Rejoice in our independence by streaming these 12 films.

The Longest Day

The Fourth of July, Independence Day, celebrates our country’s rebellion from tyrannical rule, and our establishment of a system of government by the people, for the people, and of the people. Though we often take it for granted, our country—for all its flaws—bestows more rights and freedoms on its citizens than anywhere else in the world. Here are 12 movies that remind us what we’re celebrating.

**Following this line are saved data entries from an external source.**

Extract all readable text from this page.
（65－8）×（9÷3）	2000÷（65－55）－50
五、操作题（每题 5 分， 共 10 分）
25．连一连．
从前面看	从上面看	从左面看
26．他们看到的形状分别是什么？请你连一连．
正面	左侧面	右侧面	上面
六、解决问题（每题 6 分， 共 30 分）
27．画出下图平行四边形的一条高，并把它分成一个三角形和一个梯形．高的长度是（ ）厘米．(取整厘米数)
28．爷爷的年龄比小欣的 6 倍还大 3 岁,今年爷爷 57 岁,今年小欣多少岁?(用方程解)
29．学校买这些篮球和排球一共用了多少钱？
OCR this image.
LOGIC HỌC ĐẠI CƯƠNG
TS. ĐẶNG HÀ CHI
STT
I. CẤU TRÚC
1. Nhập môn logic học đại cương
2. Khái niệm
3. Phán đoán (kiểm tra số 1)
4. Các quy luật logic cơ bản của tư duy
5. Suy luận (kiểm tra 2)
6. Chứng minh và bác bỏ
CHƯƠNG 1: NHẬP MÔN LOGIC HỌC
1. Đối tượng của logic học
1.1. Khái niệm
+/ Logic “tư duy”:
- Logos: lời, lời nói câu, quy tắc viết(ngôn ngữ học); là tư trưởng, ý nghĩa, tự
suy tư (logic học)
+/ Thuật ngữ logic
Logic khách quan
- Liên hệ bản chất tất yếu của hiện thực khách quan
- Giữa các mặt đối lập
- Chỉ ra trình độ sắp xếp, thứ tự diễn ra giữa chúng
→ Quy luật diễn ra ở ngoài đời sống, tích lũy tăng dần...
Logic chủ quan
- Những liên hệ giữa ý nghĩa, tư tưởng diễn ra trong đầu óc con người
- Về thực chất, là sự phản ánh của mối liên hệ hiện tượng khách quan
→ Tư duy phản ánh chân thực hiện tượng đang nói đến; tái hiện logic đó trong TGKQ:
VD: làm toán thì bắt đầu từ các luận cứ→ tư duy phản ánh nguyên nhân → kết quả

Each of these patriotic films demonstrates the ideals and the spirit that made this country great, from the impulse to chip in and help out, to our legal systems, inventions, and freedom of the press. We have the power to think, fight, dream, and laugh without the urge to look over our shoulder too see who might be watching. These movies remind us that we can look up in the sky, breathe the summer air, maybe see some fireworks, and think, “It’s good to be free.”

Note: Look to the left and you'll find a new table-of-contents feature that gives you a complete list of the movies covered in this week's column. Click on the movie you're interested in to jump directly to Jeff's review.

Available on Netflix

Young Mr. Lincoln 

Young Mr. Lincoln

★★★★★ 

For my money, Young Mr. Lincoln (1939) is the best July Fourth movie ever made. There was no more American filmmaker than John Ford, and his complete filmic output (with a few Irish exceptions) coalesce into a great American epic poem. His portrait of Abe Lincoln (Henry Fonda) as a young, idealistic lawyer in Illinois is full of life, beauty, warmth, schmaltz, romance, humor, and suspense. At the Fourth of July celebrations, Lincoln enjoys a pie contest (ever the diplomat, he can’t decide which pie he likes better and keeps on sampling) and a tug-o-war match.

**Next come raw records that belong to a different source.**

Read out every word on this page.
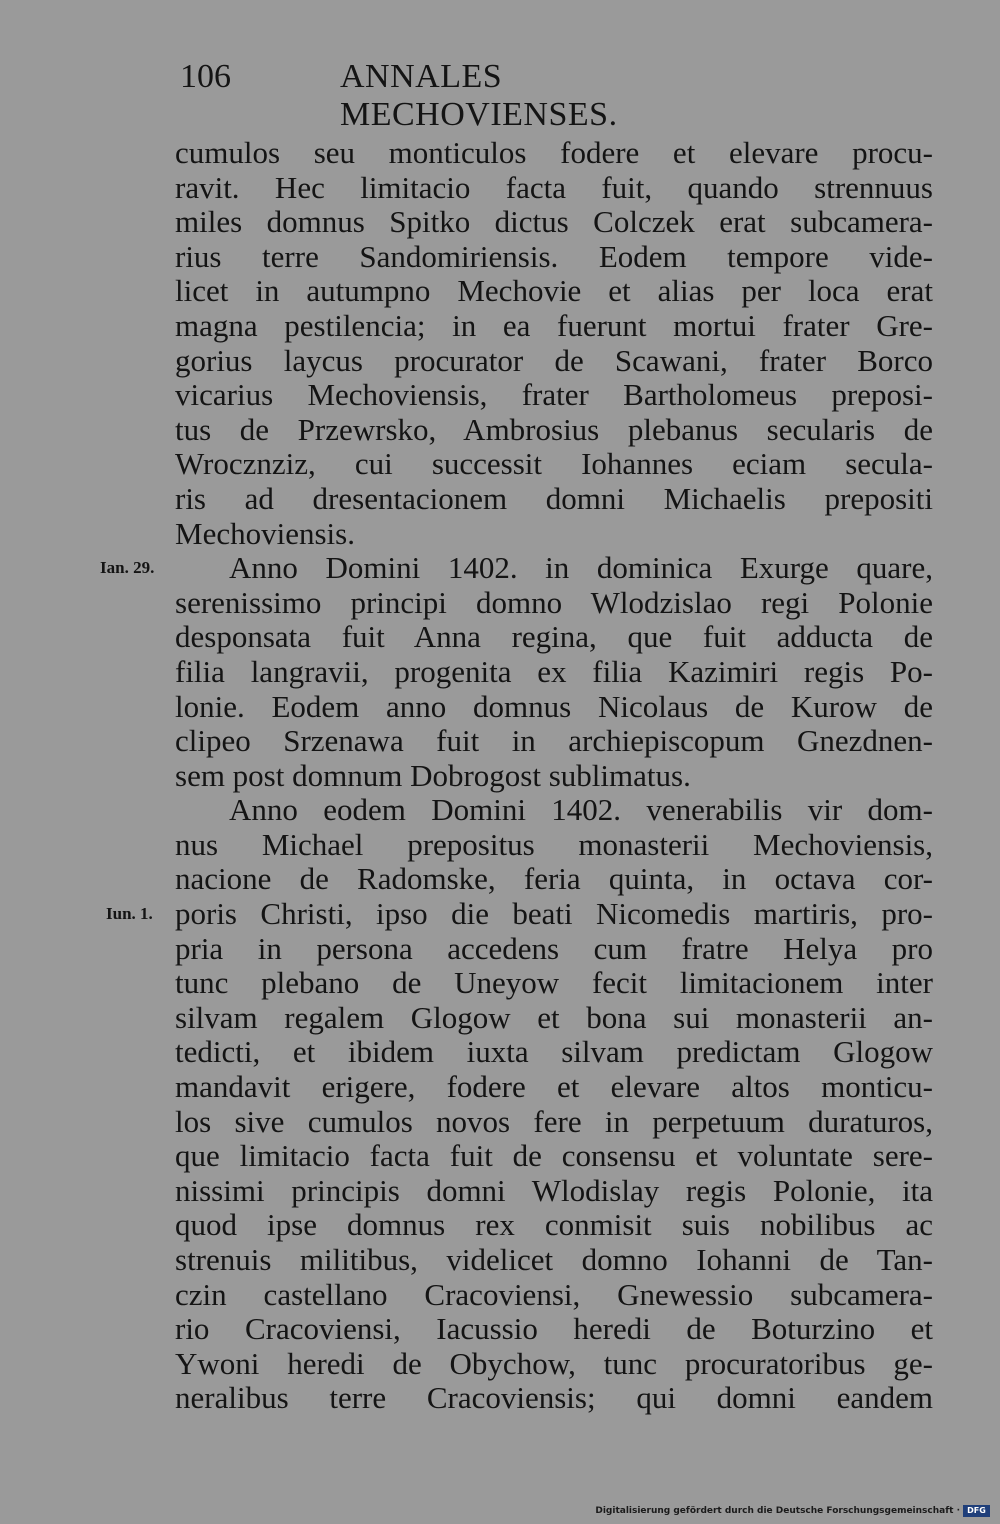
106	ANNALES MECHOVIENSES.
cumulos seu monticulos fodere et elevare procu-
ravit. Hec limitacio facta fuit, quando strennuus
miles domnus Spitko dictus Colczek erat subcamera-
rius terre Sandomiriensis. Eodem tempore vide-
licet in autumpno Mechovie et alias per loca erat
magna pestilencia; in ea fuerunt mortui frater Gre-
gorius laycus procurator de Scawani, frater Borco
vicarius Mechoviensis, frater Bartholomeus preposi-
tus de Przewrsko, Ambrosius plebanus secularis de
Wrocznziz, cui successit Iohannes eciam secula-
ris ad dresentacionem domni Michaelis prepositi
Mechoviensis.
Ian. 29. Anno Domini 1402. in dominica Exurge quare,
serenissimo principi domno Wlodzislao regi Polonie
desponsata fuit Anna regina, que fuit adducta de
filia langravii, progenita ex filia Kazimiri regis Po-
lonie. Eodem anno domnus Nicolaus de Kurow de
clipeo Srzenawa fuit in archiepiscopum Gnezdnen-
sem post domnum Dobrogost sublimatus.
Anno eodem Domini 1402. venerabilis vir dom-
nus Michael prepositus monasterii Mechoviensis,
nacione de Radomske, feria quinta, in octava cor-
Iun. 1. poris Christi, ipso die beati Nicomedis martiris, pro-
pria in persona accedens cum fratre Helya pro
tunc plebano de Uneyow fecit limitacionem inter
silvam regalem Glogow et bona sui monasterii an-
tedicti, et ibidem iuxta silvam predictam Glogow
mandavit erigere, fodere et elevare altos monticu-
los sive cumulos novos fere in perpetuum duraturos,
que limitacio facta fuit de consensu et voluntate sere-
nissimi principis domni Wlodislay regis Polonie, ita
quod ipse domnus rex conmisit suis nobilibus ac
strenuis militibus, videlicet domno Iohanni de Tan-
czin castellano Cracoviensi, Gnewessio subcamera-
rio Cracoviensi, Iacussio heredi de Boturzino et
Ywoni heredi de Obychow, tunc procuratoribus ge-
neralibus terre Cracoviensis; qui domni eandem
Digitalisierung gefördert durch die Deutsche Forschungsgemeinschaft · DFG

But at the celebrations, there is a murder, and two brothers are accused; both brothers claim responsibility, fearing that the other will go to prison. With effortless calm and unfailing reason, Lincoln gets in on the case and tries to crack the seemingly uncrackable mystery. Meanwhile, he also meets Mary Todd (Marjorie Weaver) and stumbles upon some of the things that would become his trademarks later in life. Ford regulars Donald Meek and Ward Bond co-star. At the time, Ford’s two other 1939 releases, Stagecoach and Drums Along the Mohawk (talk about a great year), overshadowed this one, but it is now an unalloyed masterpiece.

The Sandlot  

The Sandlot

★★★★☆

This family friendly movie has one of the best, most chest-thumping, moist-eyed Fourth of July scenes ever filmed. The Sandlot (1993) tells the story of the summer of 1962, when smart kid Scotty Smalls (Tom Guiry) moves to town, has no friends, and has no idea how to play baseball. The skilled, older “Benny” (Mike Vitar) lets him join their sandlot team anyway; these nine kids simply play ball, all day, without ever keeping score. But if anything gets hit over the fence, it’s gone forever, thanks to a mean, monster-sized junkyard dog. Of course, Scotty manages to hit his stepfather’s autographed Babe Ruth ball into dog territory.

Director David M. Evans includes plenty of mood-setting scenes that don’t necessarily advance the plot, but bring home the feel of summer, friendship, and a good game of baseball. The Independence Day scene comes when the neighborhood holds a block party full of food and fun, but the kids dash off to their sandlot ballfield, using the holiday fireworks as nighttime illumination for some extra innings. Karen Allen, Denis Leary, and James Earl Jones play grownups, and a young Marley Shelton plays the teen dream pool lifeguard Wendy Peffercorn.